Information Architecture - Part 3



Labeling

Labels represent bigger chunks of information. You can say it gives a visual representation of the structure of the information. Labels can be textual or iconographic. 

Types of labels

Textual labels: These are texts which are hyperlinked to another page of information. It ideally tells in a word, what the user can expect if he clicks on it. 

The different kinds of textual labels are:

1. Contextual links: These are texts within a content which is hyperlinked to further information or to another page. 

2. Headings: These are used to describe chunks of information. It has to be obvious and inform the sequence of the hierarchy.

3. Navigation systems: These are the labels used for navigation system. 

For instance, Main page, home page, search, FAQ, Contact us, About us etc. These labels should be consistent.

4. Index terms

Iconic labels: These are labels that are pictorial and represent the information it can lead to or contain. Though iconic labels can help in making the design more attractive, there is always a fear if the icons represent the message appropriately or even correctly. In other words, it can always be misunderstood. 

Guidelines for creating labels

1. Call them by their right names

2. Use words that the users understand

3. Use a consistent labeling system

In a grocery online store, calling pulses as “grains” might not help the customers to identify what is represents.
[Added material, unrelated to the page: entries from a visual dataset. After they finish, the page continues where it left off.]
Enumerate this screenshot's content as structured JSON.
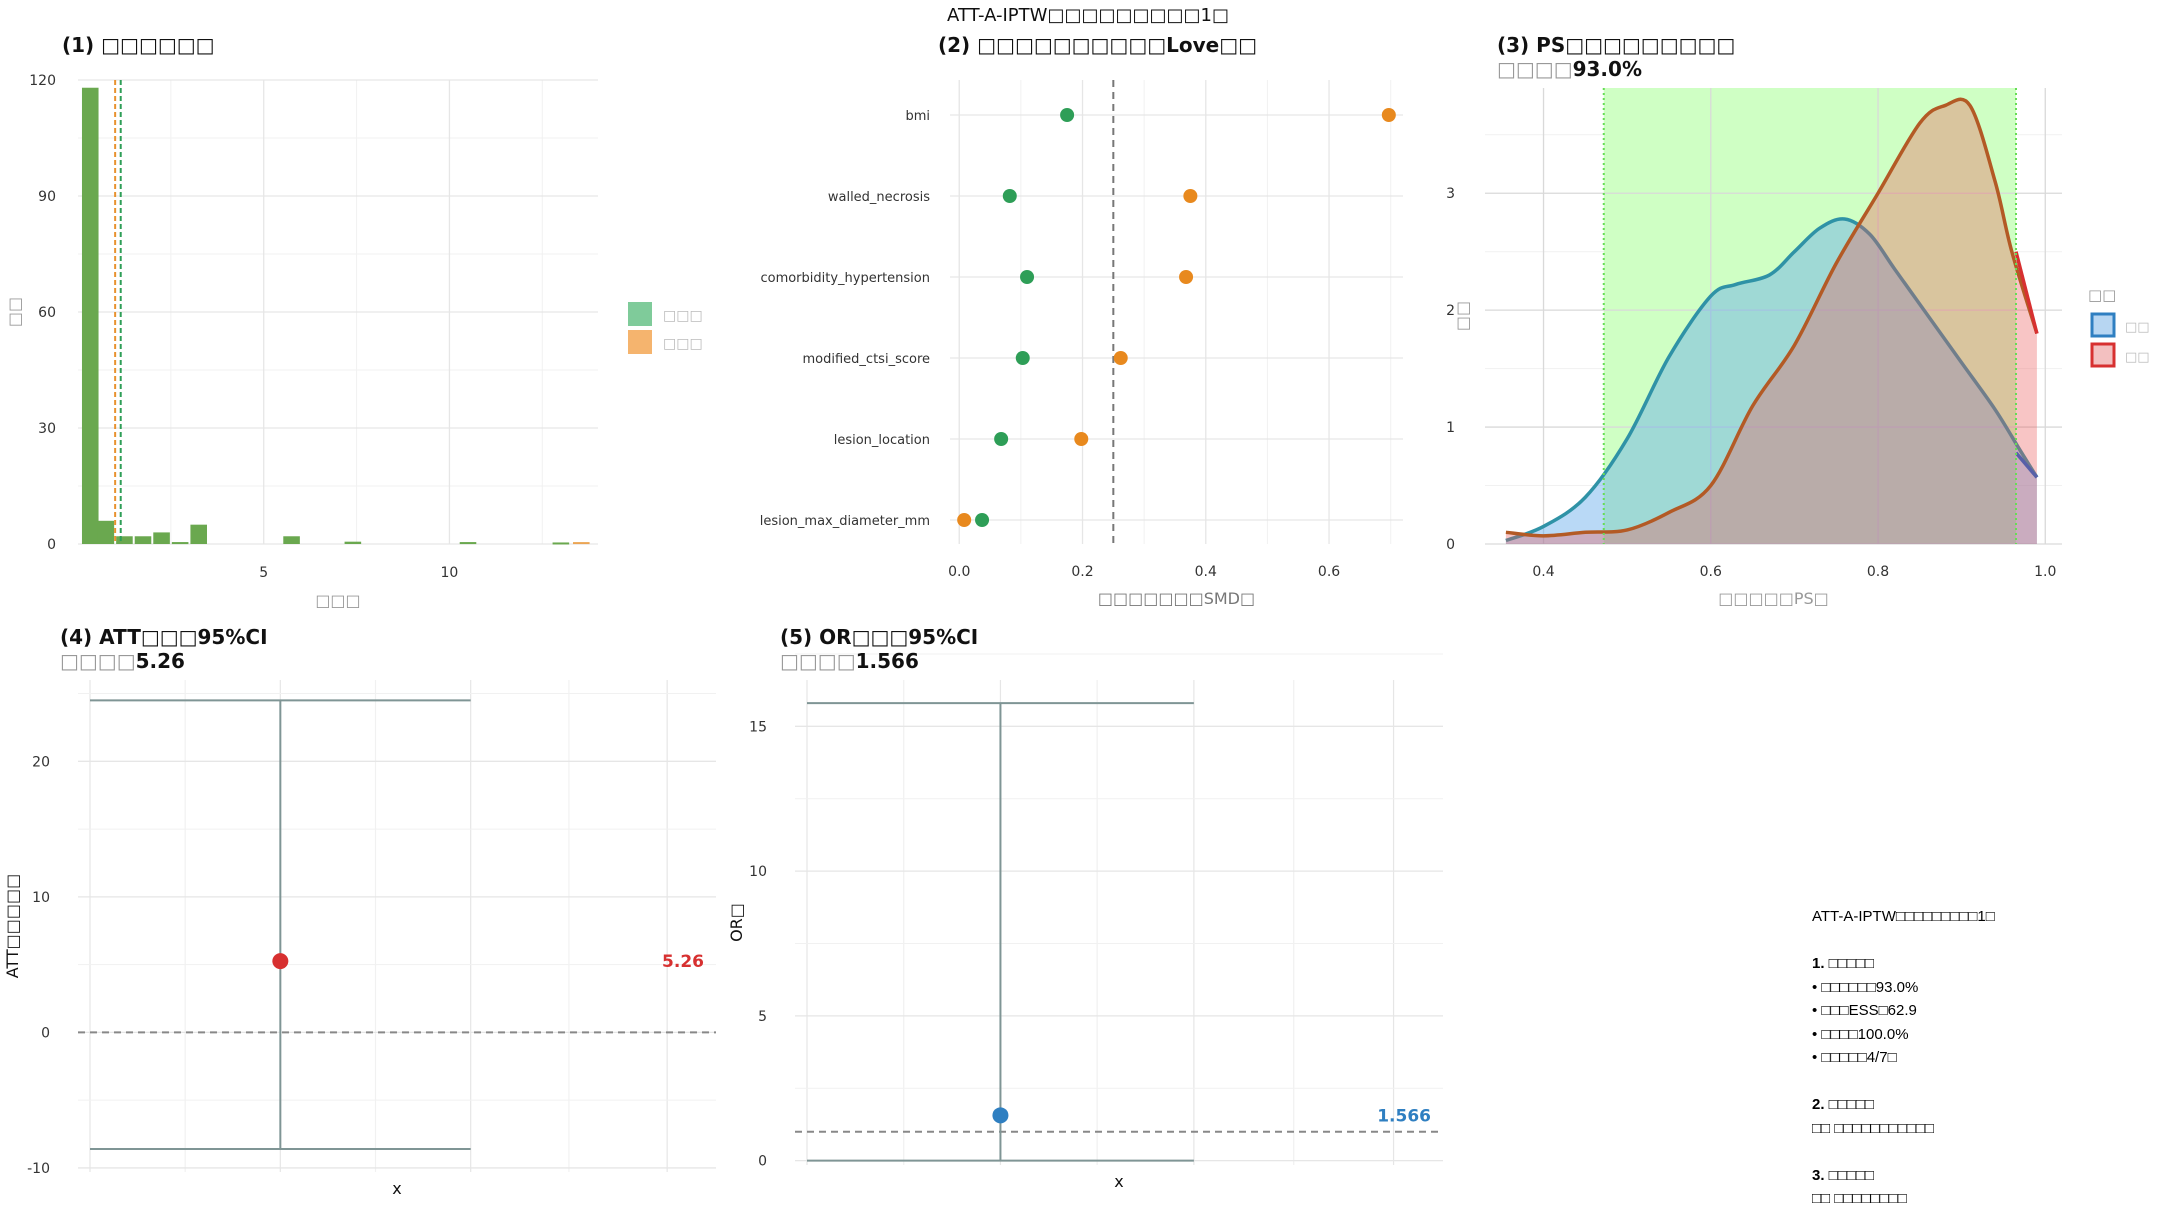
{
  "figure": {
    "title": "ATT-A-IPTW□□□□□□□□□1□"
  },
  "chart_data": [
    {
      "id": "hist",
      "type": "bar",
      "title": "(1) □□□□□□",
      "xlabel": "□□□",
      "ylabel": "□□",
      "xlim": [
        0,
        14
      ],
      "ylim": [
        0,
        120
      ],
      "xticks": [
        "5",
        "10"
      ],
      "yticks": [
        "0",
        "30",
        "60",
        "90",
        "120"
      ],
      "legend": {
        "position": "right",
        "entries": [
          "□□□",
          "□□□"
        ],
        "colors": [
          "#7fcb9a",
          "#f5b46e"
        ]
      },
      "bins": [
        {
          "x": 0.33,
          "value": 118
        },
        {
          "x": 0.75,
          "value": 6
        },
        {
          "x": 1.25,
          "value": 2
        },
        {
          "x": 1.75,
          "value": 2
        },
        {
          "x": 2.25,
          "value": 3
        },
        {
          "x": 2.75,
          "value": 0.5
        },
        {
          "x": 3.25,
          "value": 5
        },
        {
          "x": 5.75,
          "value": 2
        },
        {
          "x": 7.4,
          "value": 0.6
        },
        {
          "x": 10.5,
          "value": 0.5
        },
        {
          "x": 13.0,
          "value": 0.4
        }
      ],
      "bins_orange": [
        {
          "x": 13.55,
          "value": 0.5
        }
      ],
      "vlines": [
        1.0,
        1.15
      ],
      "colors": {
        "bar": "#6aa84f",
        "orange": "#e8922e",
        "green_line": "#2e9e57"
      }
    },
    {
      "id": "love",
      "type": "scatter",
      "title": "(2) □□□□□□□□□□Love□□",
      "xlabel": "□□□□□□□SMD□",
      "xlim": [
        -0.015,
        0.72
      ],
      "xticks": [
        "0.0",
        "0.2",
        "0.4",
        "0.6"
      ],
      "threshold": 0.25,
      "covariates": [
        "bmi",
        "walled_necrosis",
        "comorbidity_hypertension",
        "modified_ctsi_score",
        "lesion_location",
        "lesion_max_diameter_mm"
      ],
      "series": [
        {
          "values": [
            0.175,
            0.082,
            0.11,
            0.103,
            0.068,
            0.037
          ],
          "color": "#2e9e57"
        },
        {
          "values": [
            0.697,
            0.375,
            0.368,
            0.262,
            0.198,
            0.008
          ],
          "color": "#e8891e"
        }
      ]
    },
    {
      "id": "ps",
      "type": "area",
      "title": "(3) PS□□□□□□□□□",
      "subtitle_prefix": "□□□□",
      "subtitle_value": "93.0%",
      "xlabel": "□□□□□PS□",
      "ylabel": "□□",
      "xlim": [
        0.33,
        1.02
      ],
      "ylim": [
        0,
        3.9
      ],
      "xticks": [
        "0.4",
        "0.6",
        "0.8",
        "1.0"
      ],
      "yticks": [
        "0",
        "1",
        "2",
        "3"
      ],
      "common_support": [
        0.472,
        0.965
      ],
      "legend": {
        "title": "□□",
        "entries": [
          "□□",
          "□□"
        ],
        "colors": [
          "#2f7fc1",
          "#d73030"
        ]
      },
      "series": [
        {
          "x": [
            0.355,
            0.4,
            0.45,
            0.5,
            0.55,
            0.6,
            0.63,
            0.67,
            0.7,
            0.73,
            0.76,
            0.79,
            0.82,
            0.86,
            0.9,
            0.94,
            0.97,
            0.99
          ],
          "values": [
            0.03,
            0.15,
            0.4,
            0.9,
            1.6,
            2.12,
            2.22,
            2.3,
            2.5,
            2.7,
            2.78,
            2.65,
            2.35,
            1.95,
            1.55,
            1.15,
            0.8,
            0.57
          ]
        },
        {
          "x": [
            0.355,
            0.4,
            0.45,
            0.5,
            0.55,
            0.6,
            0.65,
            0.7,
            0.75,
            0.8,
            0.85,
            0.88,
            0.91,
            0.94,
            0.96,
            0.99
          ],
          "values": [
            0.1,
            0.07,
            0.1,
            0.12,
            0.27,
            0.5,
            1.18,
            1.7,
            2.4,
            3.0,
            3.6,
            3.75,
            3.75,
            3.1,
            2.5,
            1.8
          ]
        }
      ]
    },
    {
      "id": "att",
      "type": "scatter",
      "title": "(4) ATT□□□95%CI",
      "subtitle_prefix": "□□□□",
      "subtitle_value": "5.26",
      "xlabel": "x",
      "ylabel": "ATT□□□□□",
      "ylim": [
        -10.3,
        26
      ],
      "yticks": [
        "-10",
        "0",
        "10",
        "20"
      ],
      "estimate": 5.26,
      "ci": [
        -8.6,
        24.5
      ],
      "label": "5.26",
      "color": "#d73030"
    },
    {
      "id": "or",
      "type": "scatter",
      "title": "(5) OR□□□95%CI",
      "subtitle_prefix": "□□□□",
      "subtitle_value": "1.566",
      "xlabel": "x",
      "ylabel": "OR□",
      "ylim": [
        -0.15,
        16.6
      ],
      "yticks": [
        "0",
        "5",
        "10",
        "15"
      ],
      "estimate": 1.566,
      "ci": [
        0,
        15.8
      ],
      "reference": 1,
      "label": "1.566",
      "color": "#2f7fc1"
    }
  ],
  "summary": {
    "title": "ATT-A-IPTW□□□□□□□□□1□",
    "s1_head": "1. □□□□□",
    "s1_lines": [
      "• □□□□□□93.0%",
      "• □□□ESS□62.9",
      "• □□□□100.0%",
      "• □□□□□4/7□"
    ],
    "s2_head": "2. □□□□□",
    "s2_line": "□□  □□□□□□□□□□□",
    "s3_head": "3. □□□□□",
    "s3_line": "□□  □□□□□□□□"
  }
}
Calling meat and fish as “for non-vegetarians” might not be appropriate either. 

On the other hand calling “aravi” as “colocacia” might not sell a single bit of that plant. It is the right English word, but not a commonly used one. How would people understand it? 

How to create labels

Content: Look at the words used in your content and the labels they suggest.

User research: The user research will contain hundreds of words that describe how the users phrase ideas and concepts. Make sure you look at your search logs – you’ll see exactly what people are looking for.

Card sorting: The last step in card sorting is often for people to provide a label describing what the group of cards is about. This can give an idea on how to create the labels.

Look around: The competitors and other sites can give a good idea how the labels are done. Looking at it can help you to follow a similar system that can actually be comfortable for the users.